Most reasonable people would agree that it would be great if all employers, including municipal government, were able to offer paid time off to all employees. But it is a different question to ponder whether it is reasonable or fair or even good policy for government to demand that employers offer this benefit. My informal survey of the larger employers in town suggests that the most successful and established businesses already give full-time workers paid time off. Many of them even proudly explain the policy in their storefront, “Help Wanted,” signs. It is simply good business for them to retain their best workers.

But is it fair for government to coerce a small, “mom-and-pop” shop that is struggling to afford Princeton’s sky-high taxes and rents to pay a wage that it cannot support? Do we want to destroy the cultural diversity and special character of our town by driving out all the small businesses in favor of a Disneyesque streetscape where only Starbucks and J. Crew can afford to pay? Have you noticed the increased number of retail vacancies that are already popping up around town? Is it too much to ask of our local officials to find out how many local small businesses are close to their tipping point before adding another burden on them? How about looking out for the little guy?

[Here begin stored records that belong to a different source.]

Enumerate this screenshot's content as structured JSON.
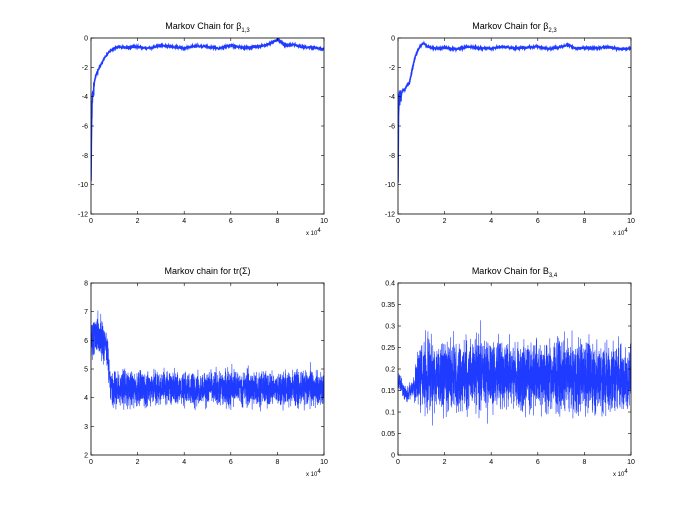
{
  "chart_data": [
    {
      "type": "line",
      "title": "Markov Chain for β",
      "title_subscript": "1,3",
      "xlim": [
        0,
        10
      ],
      "ylim": [
        -12,
        0
      ],
      "x_ticks": [
        "0",
        "2",
        "4",
        "6",
        "8",
        "10"
      ],
      "y_ticks": [
        "0",
        "-2",
        "-4",
        "-6",
        "-8",
        "-10",
        "-12"
      ],
      "x_multiplier_base": "x 10",
      "x_multiplier_exp": "4",
      "line_color": "#1f3bff",
      "series": [
        {
          "x": [
            0,
            0.02,
            0.05,
            0.1,
            0.15,
            0.2,
            0.3,
            0.4,
            0.5,
            0.6,
            0.7,
            0.8,
            0.9,
            1.0,
            1.2,
            1.5,
            2,
            2.5,
            3,
            3.5,
            4,
            4.5,
            5,
            5.5,
            6,
            6.5,
            7,
            7.5,
            7.9,
            8.0,
            8.3,
            8.7,
            9,
            9.5,
            10
          ],
          "y": [
            -10,
            -6.5,
            -4.2,
            -3.6,
            -3.0,
            -2.6,
            -2.2,
            -1.9,
            -1.6,
            -1.3,
            -1.1,
            -0.9,
            -0.8,
            -0.7,
            -0.6,
            -0.65,
            -0.6,
            -0.7,
            -0.5,
            -0.6,
            -0.7,
            -0.55,
            -0.6,
            -0.7,
            -0.5,
            -0.65,
            -0.6,
            -0.5,
            -0.2,
            -0.1,
            -0.5,
            -0.45,
            -0.6,
            -0.65,
            -0.75
          ]
        }
      ]
    },
    {
      "type": "line",
      "title": "Markov Chain for β",
      "title_subscript": "2,3",
      "xlim": [
        0,
        10
      ],
      "ylim": [
        -12,
        0
      ],
      "x_ticks": [
        "0",
        "2",
        "4",
        "6",
        "8",
        "10"
      ],
      "y_ticks": [
        "0",
        "-2",
        "-4",
        "-6",
        "-8",
        "-10",
        "-12"
      ],
      "x_multiplier_base": "x 10",
      "x_multiplier_exp": "4",
      "line_color": "#1f3bff",
      "series": [
        {
          "x": [
            0,
            0.02,
            0.05,
            0.1,
            0.2,
            0.3,
            0.4,
            0.5,
            0.6,
            0.7,
            0.8,
            0.9,
            1.0,
            1.1,
            1.3,
            1.5,
            2,
            2.5,
            3,
            3.5,
            4,
            4.5,
            5,
            5.5,
            6,
            6.5,
            7,
            7.3,
            7.6,
            8,
            8.5,
            9,
            9.5,
            10
          ],
          "y": [
            -10,
            -5.5,
            -4.1,
            -3.9,
            -3.6,
            -3.5,
            -3.2,
            -3.0,
            -2.2,
            -1.5,
            -1.0,
            -0.7,
            -0.5,
            -0.35,
            -0.6,
            -0.7,
            -0.65,
            -0.75,
            -0.6,
            -0.7,
            -0.7,
            -0.6,
            -0.7,
            -0.65,
            -0.6,
            -0.75,
            -0.6,
            -0.45,
            -0.7,
            -0.65,
            -0.7,
            -0.6,
            -0.75,
            -0.7
          ]
        }
      ]
    },
    {
      "type": "line",
      "title": "Markov chain for tr(Σ)",
      "xlim": [
        0,
        10
      ],
      "ylim": [
        2,
        8
      ],
      "x_ticks": [
        "0",
        "2",
        "4",
        "6",
        "8",
        "10"
      ],
      "y_ticks": [
        "8",
        "7",
        "6",
        "5",
        "4",
        "3",
        "2"
      ],
      "x_multiplier_base": "x 10",
      "x_multiplier_exp": "4",
      "line_color": "#1f3bff",
      "noise_band": [
        {
          "x": 0.0,
          "lo": 4.8,
          "hi": 7.3
        },
        {
          "x": 0.1,
          "lo": 5.0,
          "hi": 7.5
        },
        {
          "x": 0.3,
          "lo": 4.9,
          "hi": 7.4
        },
        {
          "x": 0.5,
          "lo": 4.8,
          "hi": 7.2
        },
        {
          "x": 0.7,
          "lo": 4.6,
          "hi": 6.9
        },
        {
          "x": 0.8,
          "lo": 3.7,
          "hi": 5.6
        },
        {
          "x": 0.9,
          "lo": 3.2,
          "hi": 5.3
        },
        {
          "x": 2.0,
          "lo": 3.3,
          "hi": 5.4
        },
        {
          "x": 4.0,
          "lo": 3.3,
          "hi": 5.3
        },
        {
          "x": 6.0,
          "lo": 3.3,
          "hi": 5.4
        },
        {
          "x": 8.0,
          "lo": 3.3,
          "hi": 5.3
        },
        {
          "x": 10.0,
          "lo": 3.3,
          "hi": 5.4
        }
      ]
    },
    {
      "type": "line",
      "title": "Markov Chain for B",
      "title_subscript": "3,4",
      "xlim": [
        0,
        10
      ],
      "ylim": [
        0,
        0.4
      ],
      "x_ticks": [
        "0",
        "2",
        "4",
        "6",
        "8",
        "10"
      ],
      "y_ticks": [
        "0.4",
        "0.35",
        "0.3",
        "0.25",
        "0.2",
        "0.15",
        "0.1",
        "0.05",
        "0"
      ],
      "x_multiplier_base": "x 10",
      "x_multiplier_exp": "4",
      "line_color": "#1f3bff",
      "noise_band": [
        {
          "x": 0.0,
          "lo": 0.15,
          "hi": 0.21
        },
        {
          "x": 0.2,
          "lo": 0.12,
          "hi": 0.18
        },
        {
          "x": 0.4,
          "lo": 0.11,
          "hi": 0.17
        },
        {
          "x": 0.6,
          "lo": 0.12,
          "hi": 0.19
        },
        {
          "x": 0.8,
          "lo": 0.07,
          "hi": 0.27
        },
        {
          "x": 1.0,
          "lo": 0.04,
          "hi": 0.33
        },
        {
          "x": 2.0,
          "lo": 0.05,
          "hi": 0.32
        },
        {
          "x": 4.0,
          "lo": 0.05,
          "hi": 0.33
        },
        {
          "x": 6.0,
          "lo": 0.05,
          "hi": 0.32
        },
        {
          "x": 8.0,
          "lo": 0.04,
          "hi": 0.32
        },
        {
          "x": 10.0,
          "lo": 0.05,
          "hi": 0.31
        }
      ]
    }
  ]
}
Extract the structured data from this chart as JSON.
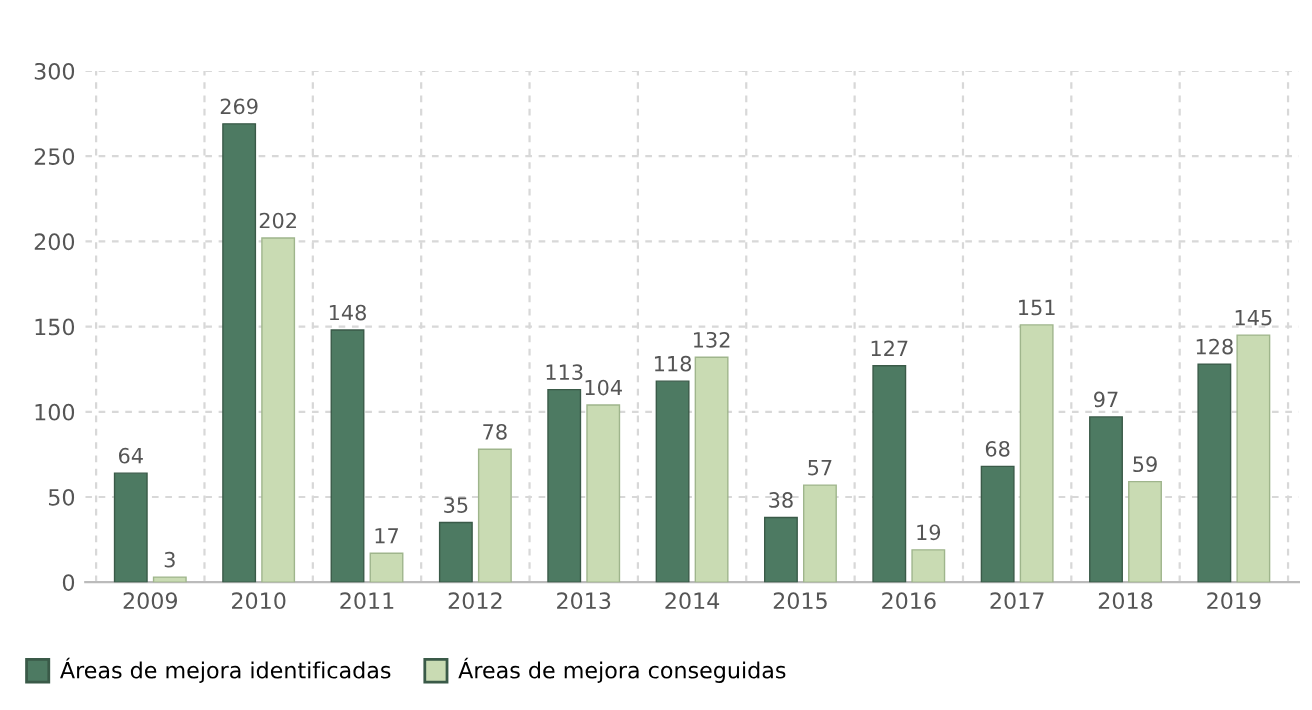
{
  "chart_data": {
    "type": "bar",
    "categories": [
      "2009",
      "2010",
      "2011",
      "2012",
      "2013",
      "2014",
      "2015",
      "2016",
      "2017",
      "2018",
      "2019"
    ],
    "series": [
      {
        "name": "Áreas de mejora identificadas",
        "color": "#4d7a62",
        "values": [
          64,
          269,
          148,
          35,
          113,
          118,
          38,
          127,
          68,
          97,
          128
        ]
      },
      {
        "name": "Áreas de mejora conseguidas",
        "color": "#c9dbb3",
        "values": [
          3,
          202,
          17,
          78,
          104,
          132,
          57,
          19,
          151,
          59,
          145
        ]
      }
    ],
    "ylim": [
      0,
      300
    ],
    "yticks": [
      0,
      50,
      100,
      150,
      200,
      250,
      300
    ],
    "grid": true,
    "legend": "bottom left",
    "data_labels": true
  }
}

Another insidious element of the proposed ordinance is that it discriminates against the unskilled workers who typically enter the workforce through part-time work. Think of the worker with limited educational achievement who proves his worth and value to an employer by starting in a part-time role before earning his or her full-time position. Or think of your children who gladly accept inferior benefits in order to land that coveted part-time summer work. Why would an employer take a risk on new or untested or seasonal part-time workers if the law dictates a cost that exceeds the value of their input? What will you tell your kids when they cannot find any summer jobs available in Princeton?

But this proposed law isn’t done yet. It also demands that businesses located outside Princeton who do business in the town would also need to comply with the ordinance. Perhaps your plumber or landscaper will simply add a “Princeton surcharge” to reflect the added cost of doing business in our community. And then consider the employer who has staff in both Princeton and in other communities. In which office do you think that employer is likely to add staff or increase operations? Some businesses might simply leave Princeton to avoid the added administrative complexity of maintaining separate HR ledgers for the Princeton employees. Because an employer’s failure to maintain adequate records creates “…a presumption that the Employer has violated the Ordinance…” as the law is currently drafted. In other words, get a lawyer.

When our elected officials speak, they usually talk about the need to protect affordability and the character and diversity of the town while keeping taxes low and the economy strong. These are goals on which we all agree. But actions speak louder than words.

Scott Sipprelle is a private investor and former Republican congressional candidate.